Australia will vote on July 2 over PM's call for election

Australian Prime Minister Malcolm Turnbull formally calls for July 2 election that will mainly focus on country's economy and controversial asylum seeker policy.

Australian Prime Minister Malcolm Turnbull speaks to the media during a news conference at Parliament House in Canberra, Australia on May 8, 2016.
TRT World and Agencies

Australian Prime Minister Malcolm Turnbull speaks to the media during a news conference at Parliament House in Canberra, Australia on May 8, 2016.

Australia will go to the polls on July 2 after Prime Minister Malcolm Turnbull called an election that will likely focus on the flagging economy and hot-button issues like the country's tough asylum seeker policy.

Turnbull, whose Liberal-National coalition is running neck-and-neck in opinion polls with the centre-left Labour opposition, visited Governor-General Sir Peter Cosgrove in the capital, Canberra, to seek the dissolution of both houses of parliament.

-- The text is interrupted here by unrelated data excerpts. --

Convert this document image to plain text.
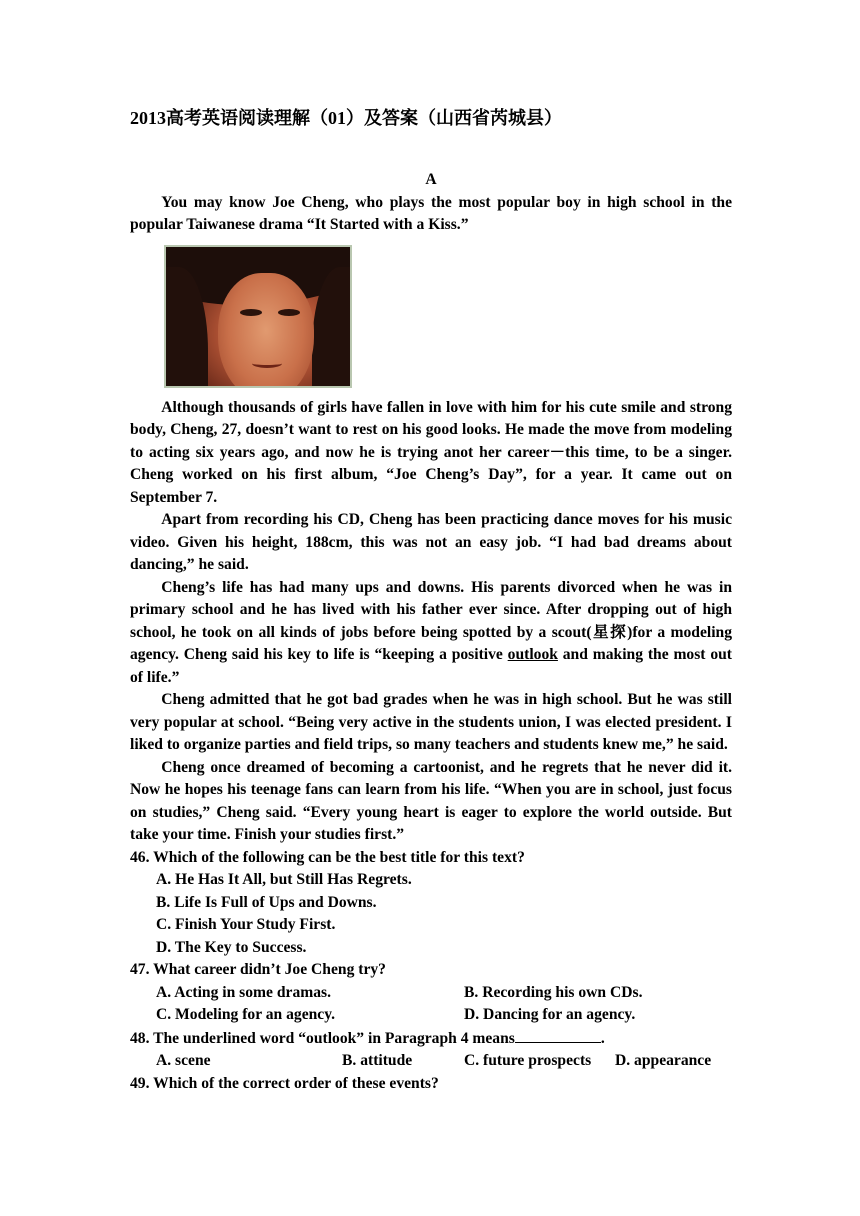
2013高考英语阅读理解（01）及答案（山西省芮城县）
A

You may know Joe Cheng, who plays the most popular boy in high school in the popular Taiwanese drama “It Started with a Kiss.”

Although thousands of girls have fallen in love with him for his cute smile and strong body, Cheng, 27, doesn’t want to rest on his good looks. He made the move from modeling to acting six years ago, and now he is trying anot her career－this time, to be a singer. Cheng worked on his first album, “Joe Cheng’s Day”, for a year. It came out on September 7.

Apart from recording his CD, Cheng has been practicing dance moves for his music video. Given his height, 188cm, this was not an easy job. “I had bad dreams about dancing,” he said.

Cheng’s life has had many ups and downs. His parents divorced when he was in primary school and he has lived with his father ever since. After dropping out of high school, he took on all kinds of jobs before being spotted by a scout(星探)for a modeling agency. Cheng said his key to life is “keeping a positive outlook and making the most out of life.”

Cheng admitted that he got bad grades when he was in high school. But he was still very popular at school. “Being very active in the students union, I was elected president. I liked to organize parties and field trips, so many teachers and students knew me,” he said.

Cheng once dreamed of becoming a cartoonist, and he regrets that he never did it. Now he hopes his teenage fans can learn from his life. “When you are in school, just focus on studies,” Cheng said. “Every young heart is eager to explore the world outside. But take your time. Finish your studies first.”

46. Which of the following can be the best title for this text?

A. He Has It All, but Still Has Regrets.

B. Life Is Full of Ups and Downs.

C. Finish Your Study First.

D. The Key to Success.

47. What career didn’t Joe Cheng try?

A. Acting in some dramas.	B. Recording his own CDs.
C. Modeling for an agency.	D. Dancing for an agency.

48. The underlined word “outlook” in Paragraph 4 means	.

A. scene	B. attitude	C. future prospects	D. appearance

49. Which of the correct order of these events?
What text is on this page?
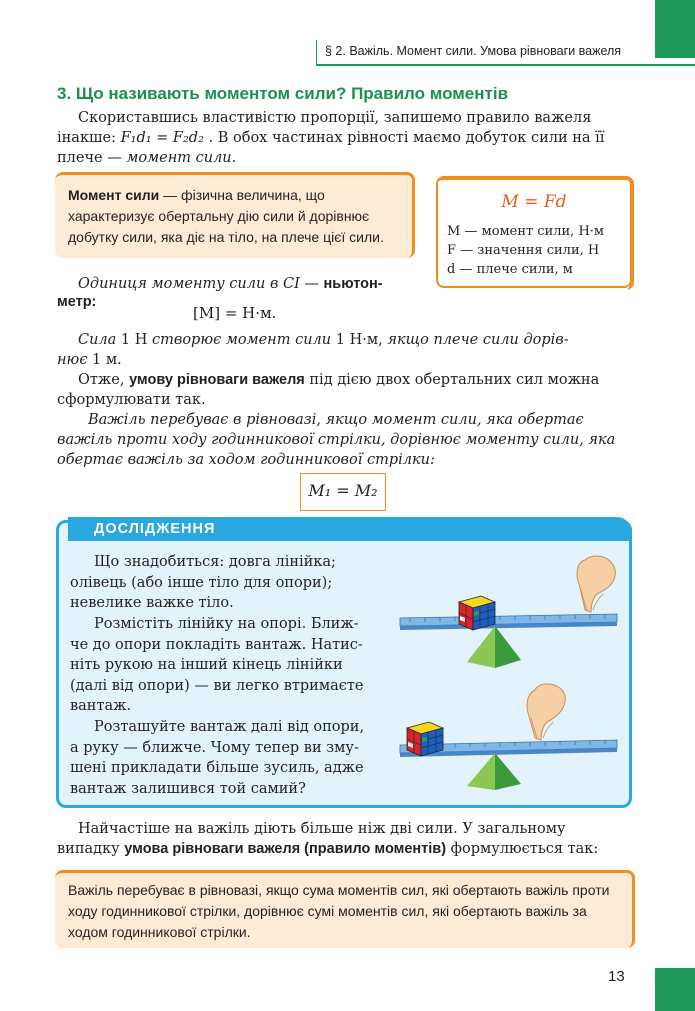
§ 2. Важіль. Момент сили. Умова рівноваги важеля
3. Що називають моментом сили? Правило моментів
Скориставшись властивістю пропорції, запишемо правило важеля
інакше: F₁d₁ = F₂d₂ . В обох частинах рівності маємо добуток сили на її
плече — момент сили.
Момент сили — фізична величина, що характеризує обертальну дію сили й дорівнює добутку сили, яка діє на тіло, на плече цієї сили.
M = Fd
M — момент сили, Н·м
F — значення сили, Н
d — плече сили, м
Одиниця моменту сили в СІ — ньютон-
метр:
[M] = Н·м.
Сила 1 Н створює момент сили 1 Н·м, якщо плече сили дорів-
нює 1 м.
Отже, умову рівноваги важеля під дією двох обертальних сил можна
сформулювати так.
Важіль перебуває в рівновазі, якщо момент сили, яка обертає
важіль проти ходу годинникової стрілки, дорівнює моменту сили, яка
обертає важіль за ходом годинникової стрілки:
M₁ = M₂
ДОСЛІДЖЕННЯ
Що знадобиться: довга лінійка;
олівець (або інше тіло для опори);
невелике важке тіло.
Розмістіть лінійку на опорі. Ближ-
че до опори покладіть вантаж. Натис-
ніть рукою на інший кінець лінійки
(далі від опори) — ви легко втримаєте
вантаж.
Розташуйте вантаж далі від опори,
а руку — ближче. Чому тепер ви зму-
шені прикладати більше зусиль, адже
вантаж залишився той самий?
Найчастіше на важіль діють більше ніж дві сили. У загальному
випадку умова рівноваги важеля (правило моментів) формулюється так:
Важіль перебуває в рівновазі, якщо сума моментів сил, які обертають важіль проти ходу годинникової стрілки, дорівнює сумі моментів сил, які обертають важіль за ходом годинникової стрілки.
13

He told a media conference Australians faced a clear choice: "To stay the course, maintain the commitment to our national economic plan for growth and jobs, or go back to Labour with its higher taxing, higher spending, debt-and-deficit agenda."

The official start to the two-month election campaign was widely expected after Turnbull confirmed on Wednesday he would seek a July 2 poll to cash in on a budget plan outlined the day before, aimed at creating jobs and spurring growth.

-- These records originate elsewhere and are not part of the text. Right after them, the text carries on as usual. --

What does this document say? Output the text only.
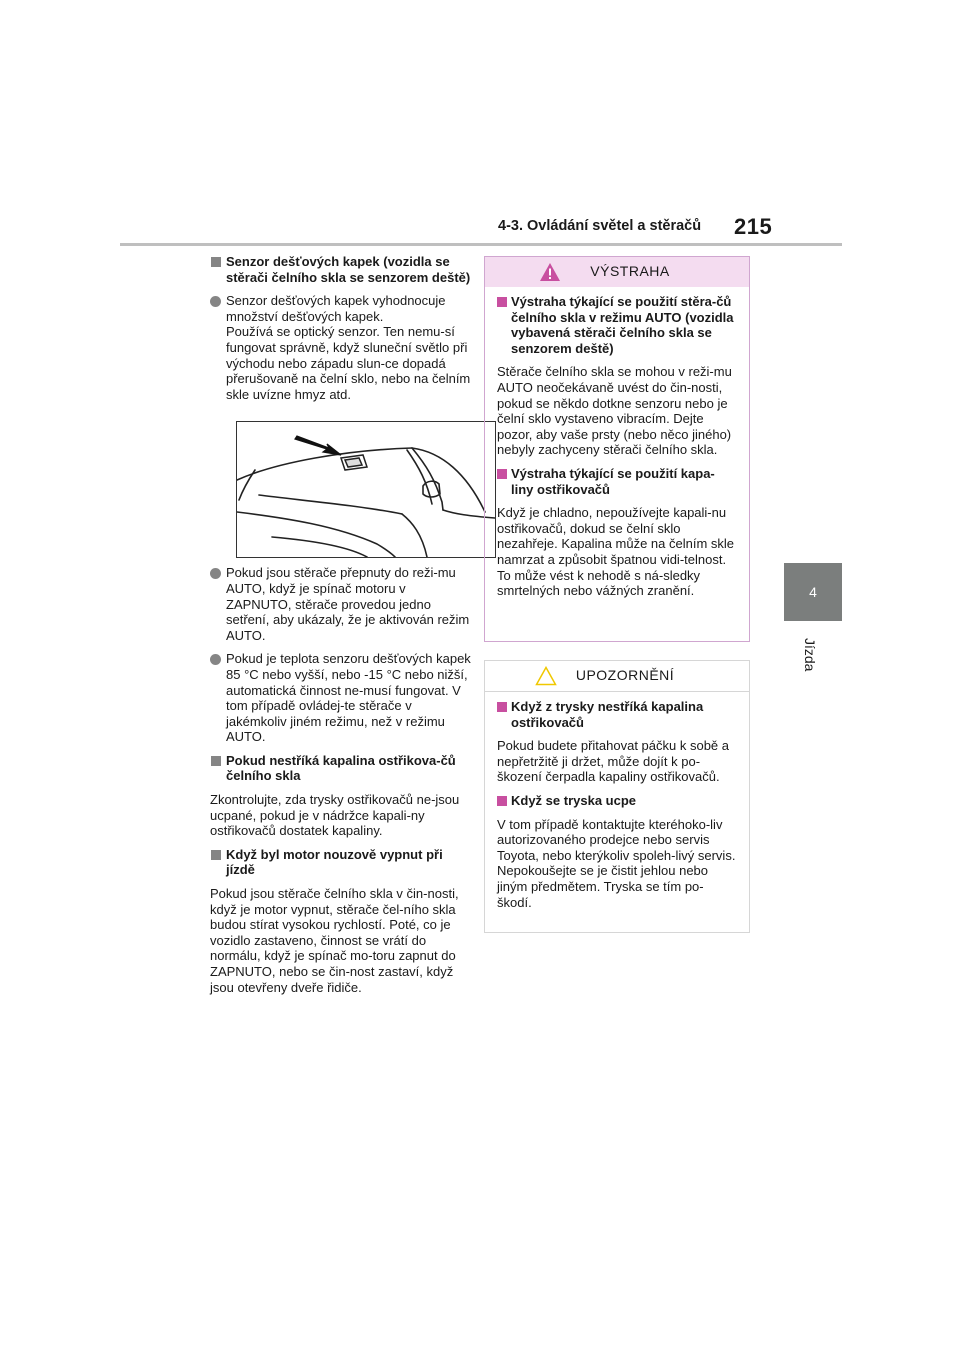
4-3. Ovládání světel a stěračů 215
4
Jízda
Senzor dešťových kapek (vozidla se stěrači čelního skla se senzorem deště)
Senzor dešťových kapek vyhodnocuje množství dešťových kapek.
Používá se optický senzor. Ten nemu-sí fungovat správně, když sluneční světlo při východu nebo západu slun-ce dopadá přerušovaně na čelní sklo, nebo na čelním skle uvízne hmyz atd.
Pokud jsou stěrače přepnuty do reži-mu AUTO, když je spínač motoru v ZAPNUTO, stěrače provedou jedno setření, aby ukázaly, že je aktivován režim AUTO.
Pokud je teplota senzoru dešťových kapek 85 °C nebo vyšší, nebo -15 °C nebo nižší, automatická činnost ne-musí fungovat. V tom případě ovládej-te stěrače v jakémkoliv jiném režimu, než v režimu AUTO.
Pokud nestříká kapalina ostřikova-čů čelního skla
Zkontrolujte, zda trysky ostřikovačů ne-jsou ucpané, pokud je v nádržce kapali-ny ostřikovačů dostatek kapaliny.
Když byl motor nouzově vypnut při jízdě
Pokud jsou stěrače čelního skla v čin-nosti, když je motor vypnut, stěrače čel-ního skla budou stírat vysokou rychlostí. Poté, co je vozidlo zastaveno, činnost se vrátí do normálu, když je spínač mo-toru zapnut do ZAPNUTO, nebo se čin-nost zastaví, když jsou otevřeny dveře řidiče.
VÝSTRAHA
Výstraha týkající se použití stěra-čů čelního skla v režimu AUTO (vozidla vybavená stěrači čelního skla se senzorem deště)
Stěrače čelního skla se mohou v reži-mu AUTO neočekávaně uvést do čin-nosti, pokud se někdo dotkne senzoru nebo je čelní sklo vystaveno vibracím. Dejte pozor, aby vaše prsty (nebo něco jiného) nebyly zachyceny stěrači čelního skla.
Výstraha týkající se použití kapa-liny ostřikovačů
Když je chladno, nepoužívejte kapali-nu ostřikovačů, dokud se čelní sklo nezahřeje. Kapalina může na čelním skle namrzat a způsobit špatnou vidi-telnost. To může vést k nehodě s ná-sledky smrtelných nebo vážných zranění.
UPOZORNĚNÍ
Když z trysky nestříká kapalina ostřikovačů
Pokud budete přitahovat páčku k sobě a nepřetržitě ji držet, může dojít k po-škození čerpadla kapaliny ostřikovačů.
Když se tryska ucpe
V tom případě kontaktujte kteréhoko-liv autorizovaného prodejce nebo servis Toyota, nebo kterýkoliv spoleh-livý servis.
Nepokoušejte se je čistit jehlou nebo jiným předmětem. Tryska se tím po-škodí.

A Seven-ReachTEL poll published on Saturday - the first to factor in reaction to the budget - had Turnbull's Liberal-National coalition and Labour both on 50 percent support on a two-party preferred basis, under which votes for minor parties are redistributed to the two main blocs.

Turnbull has consistently outpolled Labour leader Bill Shorten in terms of personal popularity but his government has struggled to propose an alternative to Labour's big-spending promises on health and education.

A decade-plus mining boom in resource-rich Australia and plummeting commodity prices have left the government struggling to raise revenue. As a result, Treasurer Scott Morrison was unable to offer too many vote-winning incentives in Tuesday's budget.

With the polls narrowing, the government is keen to persuade voters that it alone can be trusted to manage an economy hampered by a once-in-a-century mining downturn.

Australia has gained a reputation in recent years for unsettling investors with a revolving door of prime ministers - Turnbull became the fourth leader in two years when he deposed predecessor Tony Abbott in an internal party coup in September.

Under Australia's political system, the governor-general is the representative of the head of state, Britain's Queen Elizabeth II.